The Romans associated Janus with the Etruscan deity Ani. However, he was one of the few Roman gods who had no ready-made counterpart, or analogous mythology. Several scholars suggest that he was likely the most important god in the Roman archaic pantheon: this is reflected in the appellation Ianus Pater, still used in Classical times. He was often invoked together with Iuppiter (Jupiter).

According to Macrobius and Cicero, Janus and Jana (Diana) are a pair of divinities, worshipped as the sun and moon, whence they were regarded as the highest of the gods, and received their sacrifices before all the others.[6]

In general, Janus was the patron of concrete and abstract beginnings of the world[7](such as the religion and the gods themselves), the human life,[8] new historical ages, and economical enterprises. He was also the god of the home entrance (ianua), gates, bridges and covered and arcaded passages (iani) named after him.

He was frequently used to symbolize change and transitions such as the progression of past to future, of one condition to another, of one vision to another, the growing up of young people, and of one universe to another. He was also known as the figure representing time because he could see into the past with one face and into the future with the other. Hence, Janus was worshipped at the beginnings of the harvest and planting times, as well as marriages, births and other beginnings. He was representative of the middle ground between barbarity and civilization, rural country and urban cities, and youth and adulthood.

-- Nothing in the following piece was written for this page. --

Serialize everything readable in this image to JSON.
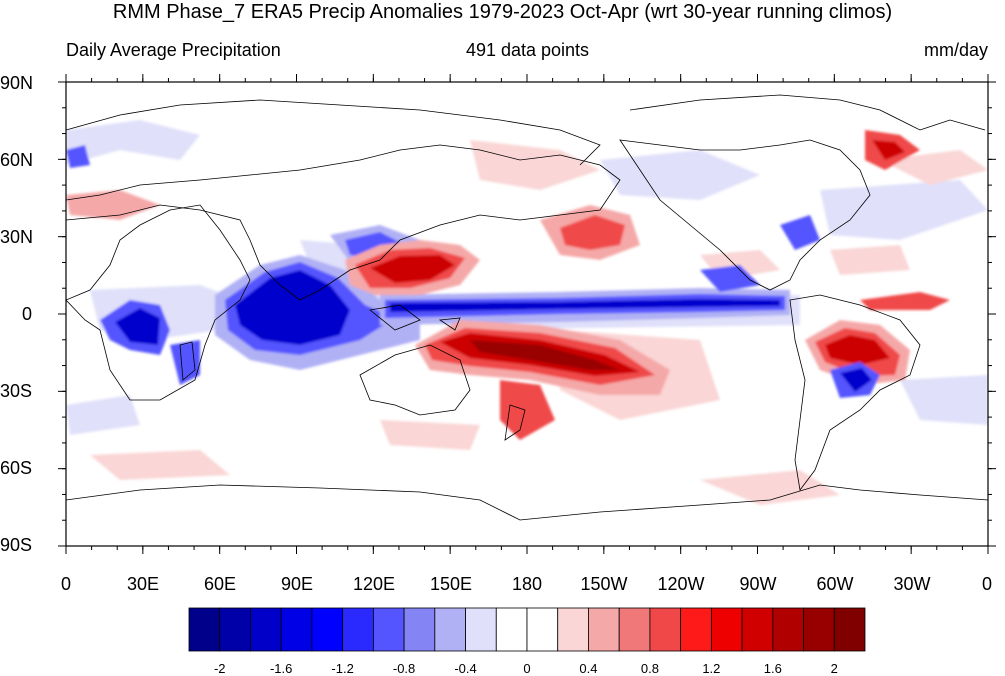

Numa in his regulation of the Roman calendar called the first month Januarius after Janus, at the time the highest divinity. Numa also introduced the Ianus geminus (also Janus Bifrons, Janus Quirinus or Portae Belli) , a passage ritually opened at times of war, and shut again when Roman arms rested.[9] It formed a walled enclosure with gates at each end, situated in the Roman Forum which had been consecrated by Numa Pompilius. In the course of wars, the gates of the Janus were opened, and in its interior sacrifices and vaticinia were held to forecast the outcome of military deeds.[10] The doors were closed only during peacetime, an extremely rare event. Livy wrote in his Ab urbe condita that the doors of the temple had only been closed twice since the reign of Numa: firstly in 235 BC after the first Punic war and secondly in after the battle of Actium in 31 BC. A temple of Janus is said to have been consecrated by the consul Gaius Duilius in 260 BCE after the Battle of Mylae in the Forum Holitorium. The four-side structure known as the Arch of Janus in the Forum Boarium dates to the 4th century CE.

In the Middle Ages, Janus was also taken as the symbol of Genoa, whose Latin name was Ianua, as well as of other European communes.